A thin uniform pole of length 33 m is pivoted at the bottom end. Calculate the...

Assumptions are:
1) The pole is uniform density which means it's centre of gravity is exactly at 15 m
2) The pole is uniform material properties (ie. no defects in atomic structure)
3) Only gravity forces at work - no other external forces on the pole (including at the pivot)

Problem Set Up
1) the Pole is initially vertical, pivoted at the bottom end
2) as the Pole falls to a horizontal position, you want to find the most probable point of rupture.

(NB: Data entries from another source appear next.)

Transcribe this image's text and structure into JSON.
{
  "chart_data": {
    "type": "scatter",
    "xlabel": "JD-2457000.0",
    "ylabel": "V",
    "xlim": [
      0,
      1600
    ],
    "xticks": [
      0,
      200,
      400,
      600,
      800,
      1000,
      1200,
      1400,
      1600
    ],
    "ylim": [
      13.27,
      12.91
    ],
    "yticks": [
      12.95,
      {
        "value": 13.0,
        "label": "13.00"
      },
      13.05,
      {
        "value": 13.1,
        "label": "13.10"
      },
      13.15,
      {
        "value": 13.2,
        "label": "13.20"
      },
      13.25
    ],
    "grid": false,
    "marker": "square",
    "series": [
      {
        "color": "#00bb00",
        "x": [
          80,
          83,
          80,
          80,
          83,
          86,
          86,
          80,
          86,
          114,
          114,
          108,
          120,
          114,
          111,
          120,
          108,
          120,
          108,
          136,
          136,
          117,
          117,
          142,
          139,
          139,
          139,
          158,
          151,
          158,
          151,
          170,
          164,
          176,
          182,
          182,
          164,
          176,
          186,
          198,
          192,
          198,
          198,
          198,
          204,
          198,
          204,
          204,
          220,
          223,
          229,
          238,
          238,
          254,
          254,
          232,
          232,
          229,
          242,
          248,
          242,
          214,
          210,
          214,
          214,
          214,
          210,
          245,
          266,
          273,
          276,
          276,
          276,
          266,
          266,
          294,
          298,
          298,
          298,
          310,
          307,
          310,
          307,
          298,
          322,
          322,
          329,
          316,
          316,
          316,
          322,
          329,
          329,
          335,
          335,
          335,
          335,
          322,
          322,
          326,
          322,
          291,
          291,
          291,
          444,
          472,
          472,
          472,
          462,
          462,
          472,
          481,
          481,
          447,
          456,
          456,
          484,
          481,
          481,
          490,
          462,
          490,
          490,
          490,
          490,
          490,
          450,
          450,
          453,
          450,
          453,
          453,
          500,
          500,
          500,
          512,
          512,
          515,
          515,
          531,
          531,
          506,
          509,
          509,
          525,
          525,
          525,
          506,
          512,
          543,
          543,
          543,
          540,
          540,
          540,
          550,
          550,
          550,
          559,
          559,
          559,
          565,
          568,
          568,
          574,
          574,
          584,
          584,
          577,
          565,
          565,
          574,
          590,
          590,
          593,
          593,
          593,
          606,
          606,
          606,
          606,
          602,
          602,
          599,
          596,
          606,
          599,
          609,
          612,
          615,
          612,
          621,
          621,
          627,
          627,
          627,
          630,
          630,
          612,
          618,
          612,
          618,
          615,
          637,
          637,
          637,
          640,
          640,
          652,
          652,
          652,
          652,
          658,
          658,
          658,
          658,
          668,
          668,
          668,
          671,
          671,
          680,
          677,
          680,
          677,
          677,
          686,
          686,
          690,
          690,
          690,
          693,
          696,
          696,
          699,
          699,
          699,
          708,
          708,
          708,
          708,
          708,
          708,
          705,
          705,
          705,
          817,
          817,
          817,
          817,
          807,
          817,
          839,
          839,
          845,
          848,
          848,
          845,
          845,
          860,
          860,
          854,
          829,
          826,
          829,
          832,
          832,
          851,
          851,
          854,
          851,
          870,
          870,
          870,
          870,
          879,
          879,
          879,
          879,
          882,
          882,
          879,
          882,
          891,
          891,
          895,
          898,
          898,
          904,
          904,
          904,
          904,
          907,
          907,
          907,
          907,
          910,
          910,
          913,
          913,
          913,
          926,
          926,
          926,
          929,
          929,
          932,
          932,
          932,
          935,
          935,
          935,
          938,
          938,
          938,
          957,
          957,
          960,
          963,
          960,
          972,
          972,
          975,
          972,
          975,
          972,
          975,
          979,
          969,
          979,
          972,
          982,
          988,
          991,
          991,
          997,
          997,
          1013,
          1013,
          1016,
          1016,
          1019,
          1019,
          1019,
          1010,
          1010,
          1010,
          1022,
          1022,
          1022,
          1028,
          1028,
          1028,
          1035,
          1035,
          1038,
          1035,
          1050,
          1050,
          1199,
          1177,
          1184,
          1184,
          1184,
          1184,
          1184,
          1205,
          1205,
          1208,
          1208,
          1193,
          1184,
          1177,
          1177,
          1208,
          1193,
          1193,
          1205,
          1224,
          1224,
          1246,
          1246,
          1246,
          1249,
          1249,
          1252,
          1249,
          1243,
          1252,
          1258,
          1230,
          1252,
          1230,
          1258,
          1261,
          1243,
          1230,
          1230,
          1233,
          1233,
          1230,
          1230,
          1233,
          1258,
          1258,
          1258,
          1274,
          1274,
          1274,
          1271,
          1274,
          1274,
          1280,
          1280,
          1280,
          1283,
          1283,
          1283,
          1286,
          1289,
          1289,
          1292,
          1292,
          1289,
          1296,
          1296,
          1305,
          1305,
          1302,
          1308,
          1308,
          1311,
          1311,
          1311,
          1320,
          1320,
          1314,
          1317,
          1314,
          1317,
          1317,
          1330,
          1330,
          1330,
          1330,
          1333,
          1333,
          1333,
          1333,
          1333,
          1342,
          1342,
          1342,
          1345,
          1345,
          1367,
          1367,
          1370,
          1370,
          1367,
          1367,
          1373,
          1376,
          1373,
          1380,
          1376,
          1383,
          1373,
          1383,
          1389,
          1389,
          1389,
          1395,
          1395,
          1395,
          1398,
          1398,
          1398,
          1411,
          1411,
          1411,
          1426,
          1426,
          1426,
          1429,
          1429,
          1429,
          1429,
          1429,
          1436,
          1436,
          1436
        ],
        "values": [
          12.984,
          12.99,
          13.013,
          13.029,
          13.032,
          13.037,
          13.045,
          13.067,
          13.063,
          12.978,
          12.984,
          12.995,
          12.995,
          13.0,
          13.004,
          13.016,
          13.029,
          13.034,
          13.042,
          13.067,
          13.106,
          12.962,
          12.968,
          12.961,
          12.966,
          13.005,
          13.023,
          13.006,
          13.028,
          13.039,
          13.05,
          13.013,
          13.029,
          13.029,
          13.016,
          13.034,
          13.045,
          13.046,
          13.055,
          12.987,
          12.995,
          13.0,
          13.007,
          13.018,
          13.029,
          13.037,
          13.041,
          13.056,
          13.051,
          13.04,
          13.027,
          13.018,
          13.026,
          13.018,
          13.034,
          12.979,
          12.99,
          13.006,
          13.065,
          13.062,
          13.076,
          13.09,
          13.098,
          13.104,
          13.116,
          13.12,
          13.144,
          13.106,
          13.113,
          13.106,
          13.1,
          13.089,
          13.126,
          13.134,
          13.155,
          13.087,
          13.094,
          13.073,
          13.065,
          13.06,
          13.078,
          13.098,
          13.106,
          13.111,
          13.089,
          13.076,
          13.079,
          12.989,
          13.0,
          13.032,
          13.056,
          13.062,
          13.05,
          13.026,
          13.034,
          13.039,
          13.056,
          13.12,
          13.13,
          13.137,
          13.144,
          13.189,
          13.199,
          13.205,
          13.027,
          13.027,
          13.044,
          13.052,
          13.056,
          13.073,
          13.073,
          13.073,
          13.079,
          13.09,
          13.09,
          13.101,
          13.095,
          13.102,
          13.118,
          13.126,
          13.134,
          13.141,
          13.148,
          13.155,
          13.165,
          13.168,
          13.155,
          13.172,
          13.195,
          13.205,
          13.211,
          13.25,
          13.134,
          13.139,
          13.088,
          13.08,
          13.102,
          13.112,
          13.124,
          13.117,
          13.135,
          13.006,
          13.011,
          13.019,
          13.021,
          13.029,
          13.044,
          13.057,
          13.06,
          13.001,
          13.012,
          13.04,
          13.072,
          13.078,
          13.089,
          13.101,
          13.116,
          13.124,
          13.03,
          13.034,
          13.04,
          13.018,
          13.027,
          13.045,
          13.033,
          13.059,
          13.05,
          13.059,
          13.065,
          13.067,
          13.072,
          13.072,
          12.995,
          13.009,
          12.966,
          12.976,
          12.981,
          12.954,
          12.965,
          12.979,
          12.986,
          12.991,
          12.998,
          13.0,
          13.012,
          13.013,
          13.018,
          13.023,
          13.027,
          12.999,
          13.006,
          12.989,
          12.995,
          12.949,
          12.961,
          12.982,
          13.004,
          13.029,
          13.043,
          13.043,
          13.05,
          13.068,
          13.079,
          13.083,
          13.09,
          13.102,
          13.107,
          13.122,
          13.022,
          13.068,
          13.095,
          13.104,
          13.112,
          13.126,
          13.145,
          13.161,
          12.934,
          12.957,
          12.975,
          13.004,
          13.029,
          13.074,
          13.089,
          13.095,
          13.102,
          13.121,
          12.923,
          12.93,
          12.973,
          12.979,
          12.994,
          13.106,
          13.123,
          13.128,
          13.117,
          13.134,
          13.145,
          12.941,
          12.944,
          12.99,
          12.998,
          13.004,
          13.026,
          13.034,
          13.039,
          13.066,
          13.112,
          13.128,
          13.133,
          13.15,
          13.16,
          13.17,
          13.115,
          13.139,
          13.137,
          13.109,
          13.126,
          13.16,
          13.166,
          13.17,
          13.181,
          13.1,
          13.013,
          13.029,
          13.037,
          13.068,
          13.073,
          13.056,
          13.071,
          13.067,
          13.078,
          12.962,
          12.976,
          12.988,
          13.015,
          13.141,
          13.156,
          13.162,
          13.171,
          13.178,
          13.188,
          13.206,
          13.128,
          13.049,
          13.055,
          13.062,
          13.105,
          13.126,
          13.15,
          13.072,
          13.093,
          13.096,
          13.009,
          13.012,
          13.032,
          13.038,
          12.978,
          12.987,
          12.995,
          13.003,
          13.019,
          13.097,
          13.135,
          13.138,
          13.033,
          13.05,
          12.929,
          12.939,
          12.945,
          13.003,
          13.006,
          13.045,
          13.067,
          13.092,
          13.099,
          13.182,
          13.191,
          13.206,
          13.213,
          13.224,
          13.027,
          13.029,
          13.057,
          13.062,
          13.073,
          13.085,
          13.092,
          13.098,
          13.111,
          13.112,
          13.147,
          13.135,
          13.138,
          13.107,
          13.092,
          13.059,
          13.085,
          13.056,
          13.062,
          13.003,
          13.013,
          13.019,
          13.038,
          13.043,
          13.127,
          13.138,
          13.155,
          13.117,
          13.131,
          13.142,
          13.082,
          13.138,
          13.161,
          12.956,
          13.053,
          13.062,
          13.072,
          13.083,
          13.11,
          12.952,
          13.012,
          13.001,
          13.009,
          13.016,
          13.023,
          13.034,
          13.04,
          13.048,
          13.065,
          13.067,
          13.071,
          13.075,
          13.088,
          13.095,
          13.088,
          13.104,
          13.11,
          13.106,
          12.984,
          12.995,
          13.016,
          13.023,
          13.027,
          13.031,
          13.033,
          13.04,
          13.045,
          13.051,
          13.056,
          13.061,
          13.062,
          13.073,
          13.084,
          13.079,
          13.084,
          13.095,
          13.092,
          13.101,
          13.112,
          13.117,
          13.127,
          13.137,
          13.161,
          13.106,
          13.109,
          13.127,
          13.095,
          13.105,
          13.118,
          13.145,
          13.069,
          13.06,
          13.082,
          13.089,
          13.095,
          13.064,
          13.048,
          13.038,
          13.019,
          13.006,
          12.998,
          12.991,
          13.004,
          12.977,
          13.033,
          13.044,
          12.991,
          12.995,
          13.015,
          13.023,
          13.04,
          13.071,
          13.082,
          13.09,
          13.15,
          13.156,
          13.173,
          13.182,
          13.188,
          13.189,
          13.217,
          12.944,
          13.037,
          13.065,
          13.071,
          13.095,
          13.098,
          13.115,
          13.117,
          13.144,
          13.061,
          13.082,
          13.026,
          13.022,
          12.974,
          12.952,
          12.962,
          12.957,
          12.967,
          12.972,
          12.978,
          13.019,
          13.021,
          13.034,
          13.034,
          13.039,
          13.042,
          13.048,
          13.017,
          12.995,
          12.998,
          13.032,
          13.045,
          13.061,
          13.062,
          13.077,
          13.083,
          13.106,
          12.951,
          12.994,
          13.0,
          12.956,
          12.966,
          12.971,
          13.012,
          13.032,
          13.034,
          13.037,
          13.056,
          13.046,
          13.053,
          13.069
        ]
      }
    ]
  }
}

Now this is why I think point of rupture may occur at 16.5m
1) prior to impact to the horizontal ground, you have a beam which has equal force distribution (due to gravity). It will look something like this reference except no reactions from the pivot points due to assumptions stated above

2) If you plot the shear diagram of this equally distributed load, the point of maximum shear occurs at 16.5 m. And hence at 16.5 m, the pole will have maximum shear force per meter. Hence, greatest probability of rupture will occur at this point since it has maximum shear force.

3) As the pole strikes the ground (exactly horizontal), the normal force of the ground will equal exactly the distributed force of gravity. Also, the Impulse will equal exactly the distributed force (except in opposite direction). Again, the maximum shear will be at 16.5 m.